Right now, doctors are like piece-meal, freelance contract workers. They only make a decent living if 1) they see a LOT of customers and 2) the products and services they sell are expensive. Hence, it behooves them to be listed in as many private insurance networks as possible since that’s how they’ll get their large customer base. (Having worked in a privately-run hospital, a private health clinic, and a private physical therapy clinic, I got to work with these doctors and various health practioners first-hand.)
There is no incentive whatsover to reduce health care costs. Requiring everyone to have some sort of health insurance — whether private or public — is fine and all, but not if the health insurance won’t pay for the requested health product or service because of 1) denial of coverage (the private option) or 2) rationing (the likely public option) because it COSTS TOO DAMN MUCH and will bankrupt 1) the company or 2) the country. respectively.
Either version — if you’re unemployed/underemployed and/or with a pre-existing condition — SUCKS.
Simple supply and demand — the demand for health services will not go away. Why? Because, eventually, we will all get very very sick and then we will all die but try REALLY HARD not to. Inelastic demand.
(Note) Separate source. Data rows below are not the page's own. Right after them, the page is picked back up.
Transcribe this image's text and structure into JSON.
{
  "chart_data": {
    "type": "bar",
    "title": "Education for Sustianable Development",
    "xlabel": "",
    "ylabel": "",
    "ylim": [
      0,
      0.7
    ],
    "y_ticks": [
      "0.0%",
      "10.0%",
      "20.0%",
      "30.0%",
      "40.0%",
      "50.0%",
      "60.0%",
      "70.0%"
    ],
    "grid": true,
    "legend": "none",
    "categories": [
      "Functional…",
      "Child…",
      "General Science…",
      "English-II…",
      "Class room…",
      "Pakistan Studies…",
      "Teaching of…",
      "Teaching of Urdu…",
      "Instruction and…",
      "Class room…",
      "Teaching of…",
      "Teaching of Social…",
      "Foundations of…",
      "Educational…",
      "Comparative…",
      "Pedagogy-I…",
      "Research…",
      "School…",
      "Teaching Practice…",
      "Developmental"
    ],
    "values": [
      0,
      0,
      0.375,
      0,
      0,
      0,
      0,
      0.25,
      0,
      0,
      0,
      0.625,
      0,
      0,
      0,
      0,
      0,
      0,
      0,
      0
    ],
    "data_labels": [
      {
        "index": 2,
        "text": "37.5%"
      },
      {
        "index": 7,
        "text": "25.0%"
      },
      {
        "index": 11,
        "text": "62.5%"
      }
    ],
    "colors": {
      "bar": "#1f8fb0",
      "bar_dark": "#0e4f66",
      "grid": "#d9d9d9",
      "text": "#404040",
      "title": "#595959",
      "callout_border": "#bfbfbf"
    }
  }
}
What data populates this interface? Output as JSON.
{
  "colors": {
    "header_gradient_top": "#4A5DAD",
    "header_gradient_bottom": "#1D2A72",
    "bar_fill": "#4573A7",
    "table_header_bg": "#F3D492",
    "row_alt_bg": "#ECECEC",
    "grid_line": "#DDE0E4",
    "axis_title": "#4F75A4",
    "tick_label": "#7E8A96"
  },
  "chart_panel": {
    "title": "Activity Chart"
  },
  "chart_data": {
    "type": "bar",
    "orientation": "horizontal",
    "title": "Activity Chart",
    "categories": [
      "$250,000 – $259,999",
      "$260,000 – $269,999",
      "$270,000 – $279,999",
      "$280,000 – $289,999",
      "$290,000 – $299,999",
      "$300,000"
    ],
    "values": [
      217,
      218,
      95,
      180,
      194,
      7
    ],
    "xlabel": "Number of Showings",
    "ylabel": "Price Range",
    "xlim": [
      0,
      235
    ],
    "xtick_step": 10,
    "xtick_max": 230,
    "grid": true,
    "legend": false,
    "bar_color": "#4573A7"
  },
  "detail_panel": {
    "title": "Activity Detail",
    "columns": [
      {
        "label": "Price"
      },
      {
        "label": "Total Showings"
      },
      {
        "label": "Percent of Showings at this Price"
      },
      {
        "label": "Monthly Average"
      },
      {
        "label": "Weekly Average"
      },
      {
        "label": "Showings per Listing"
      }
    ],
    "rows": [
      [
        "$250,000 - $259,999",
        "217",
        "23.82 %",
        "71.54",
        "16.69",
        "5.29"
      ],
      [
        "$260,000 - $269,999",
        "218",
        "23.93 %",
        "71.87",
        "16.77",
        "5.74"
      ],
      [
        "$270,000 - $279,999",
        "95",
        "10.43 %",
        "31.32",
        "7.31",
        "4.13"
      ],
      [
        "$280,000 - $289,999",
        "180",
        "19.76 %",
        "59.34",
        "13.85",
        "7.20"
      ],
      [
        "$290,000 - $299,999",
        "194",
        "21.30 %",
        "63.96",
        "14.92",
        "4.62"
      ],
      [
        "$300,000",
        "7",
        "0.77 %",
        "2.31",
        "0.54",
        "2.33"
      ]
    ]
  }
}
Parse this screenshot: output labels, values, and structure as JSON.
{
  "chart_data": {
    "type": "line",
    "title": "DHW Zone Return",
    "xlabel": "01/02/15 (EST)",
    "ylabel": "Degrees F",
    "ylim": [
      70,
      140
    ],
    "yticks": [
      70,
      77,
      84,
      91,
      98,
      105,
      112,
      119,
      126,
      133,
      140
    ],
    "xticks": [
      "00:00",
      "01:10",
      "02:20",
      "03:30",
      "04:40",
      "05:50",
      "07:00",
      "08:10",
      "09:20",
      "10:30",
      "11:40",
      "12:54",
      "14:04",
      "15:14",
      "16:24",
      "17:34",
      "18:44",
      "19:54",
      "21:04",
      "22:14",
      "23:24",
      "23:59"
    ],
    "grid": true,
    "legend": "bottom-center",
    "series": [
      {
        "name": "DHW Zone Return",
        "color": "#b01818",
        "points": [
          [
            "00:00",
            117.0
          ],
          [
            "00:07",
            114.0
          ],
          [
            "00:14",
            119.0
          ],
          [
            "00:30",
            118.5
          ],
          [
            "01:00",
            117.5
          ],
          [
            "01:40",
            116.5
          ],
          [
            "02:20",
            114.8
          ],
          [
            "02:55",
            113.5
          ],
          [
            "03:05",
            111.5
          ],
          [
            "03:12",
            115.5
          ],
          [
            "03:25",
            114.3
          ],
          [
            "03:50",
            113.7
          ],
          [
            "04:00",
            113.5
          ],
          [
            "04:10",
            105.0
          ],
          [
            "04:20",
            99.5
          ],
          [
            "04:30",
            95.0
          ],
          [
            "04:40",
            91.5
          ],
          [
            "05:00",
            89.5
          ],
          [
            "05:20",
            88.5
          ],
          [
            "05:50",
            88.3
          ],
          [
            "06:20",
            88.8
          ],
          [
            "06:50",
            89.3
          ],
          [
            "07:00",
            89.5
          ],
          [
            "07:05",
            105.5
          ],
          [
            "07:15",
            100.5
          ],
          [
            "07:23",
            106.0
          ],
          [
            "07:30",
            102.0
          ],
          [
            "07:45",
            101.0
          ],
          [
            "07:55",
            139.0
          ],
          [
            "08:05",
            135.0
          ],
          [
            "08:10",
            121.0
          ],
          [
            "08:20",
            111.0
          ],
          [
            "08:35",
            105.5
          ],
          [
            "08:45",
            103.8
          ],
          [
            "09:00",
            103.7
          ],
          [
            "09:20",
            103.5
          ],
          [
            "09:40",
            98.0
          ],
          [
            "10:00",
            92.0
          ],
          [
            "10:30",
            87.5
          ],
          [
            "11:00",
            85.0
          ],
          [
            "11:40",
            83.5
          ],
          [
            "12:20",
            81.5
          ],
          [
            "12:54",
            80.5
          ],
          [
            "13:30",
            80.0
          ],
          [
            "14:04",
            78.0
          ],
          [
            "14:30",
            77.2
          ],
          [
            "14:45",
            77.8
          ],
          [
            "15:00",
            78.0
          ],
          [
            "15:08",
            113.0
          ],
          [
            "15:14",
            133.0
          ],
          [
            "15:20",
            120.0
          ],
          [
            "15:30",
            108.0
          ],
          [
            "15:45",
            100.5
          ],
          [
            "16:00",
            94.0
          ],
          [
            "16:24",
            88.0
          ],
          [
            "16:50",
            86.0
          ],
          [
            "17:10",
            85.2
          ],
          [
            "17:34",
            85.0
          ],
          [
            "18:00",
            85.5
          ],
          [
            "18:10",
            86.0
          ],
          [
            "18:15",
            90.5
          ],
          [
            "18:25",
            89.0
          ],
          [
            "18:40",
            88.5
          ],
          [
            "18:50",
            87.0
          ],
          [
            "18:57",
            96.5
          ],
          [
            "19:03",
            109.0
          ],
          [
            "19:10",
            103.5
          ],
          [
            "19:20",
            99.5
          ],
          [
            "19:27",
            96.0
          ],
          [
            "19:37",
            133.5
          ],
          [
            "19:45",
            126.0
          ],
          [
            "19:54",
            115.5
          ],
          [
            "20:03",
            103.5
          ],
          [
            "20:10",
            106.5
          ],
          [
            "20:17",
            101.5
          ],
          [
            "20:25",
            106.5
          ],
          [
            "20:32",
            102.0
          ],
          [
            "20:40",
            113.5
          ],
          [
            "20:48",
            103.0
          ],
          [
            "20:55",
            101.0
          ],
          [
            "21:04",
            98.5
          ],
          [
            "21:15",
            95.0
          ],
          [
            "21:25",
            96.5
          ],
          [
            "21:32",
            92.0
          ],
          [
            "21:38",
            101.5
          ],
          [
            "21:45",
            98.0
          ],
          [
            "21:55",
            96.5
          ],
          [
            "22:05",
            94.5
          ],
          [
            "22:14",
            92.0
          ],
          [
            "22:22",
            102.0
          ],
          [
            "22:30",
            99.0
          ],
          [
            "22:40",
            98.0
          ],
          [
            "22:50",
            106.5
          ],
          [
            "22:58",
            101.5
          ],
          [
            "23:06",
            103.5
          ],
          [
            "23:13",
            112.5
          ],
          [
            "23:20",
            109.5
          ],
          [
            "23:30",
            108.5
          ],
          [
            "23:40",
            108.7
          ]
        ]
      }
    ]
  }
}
It’s hardly likely the pharmaceutical and medtech companies will reduce their costs because they’re for-profit, market-driven industries. FREE-MARKET CAPITALISM, YO.
But if the DOCTORS didn’t write a gazillion scrips and order a gazillion expensive tests, just to get paid a decent wage to 1) pay for their medical school loans , 2) pay for the overhead of their leased offices, and 3) pay for their malpractice insurance, then the lowered demand for these pharma/medtech products might –just might — lower the costs.
But what would change the doctors need to write and order those scrips and tests?
If they were paid not by the “fee for service” freelance, piece-meal worker fashion but as a salaried employee of a LARGE ENOUGH non-profit entity.
The the majority of doctors who have this pay-structure are in the military. (By the way, I find it funny that it seems that nobody — on the left or right — ever mentions that, since no one ever disputes whether military medicine is socialist/ communist/ unAmerican/ inferior.) What we need is a CIVILIAN version of the voluntary military medical corps: federally-funded medical schools (in which the federal government picks up the ENTIRE tuition tab through scholarships and grants, to ensure high enrollment), with newly minted doctors giving at least four years of public service, giving medical care in federally-funded county/city public clinics and hospitals. (After four years — just like the military — they can re-enlist or move on to other institutions… even private ones, if they so choose.)
Imagine Parkland Hospital, with salaried doctors and increased revenue streams, who happen to be a branch of a larger network of nation-wide public medical institutions of education and patient care. In the military, they’re called hospitals/ clinics on base or on post. In the civilian world — well, we can call it something. “Heal for America”, maybe?
And just like civilian health care institutions do co-exist with military, privately-run institutions can certainly co-exist with public.
Seriously. If the folks on Capital Hill — whether Democrat, Republican, Libertarian, or Martian — are serious about lowering the cost of health care so that EVERYBODY can afford it (since EVERYBODY will need it, sooner or later), then something like a vibrant, viable “Heal for America” needs to be on the table.
But knowing the inertia of political will, I doubt it.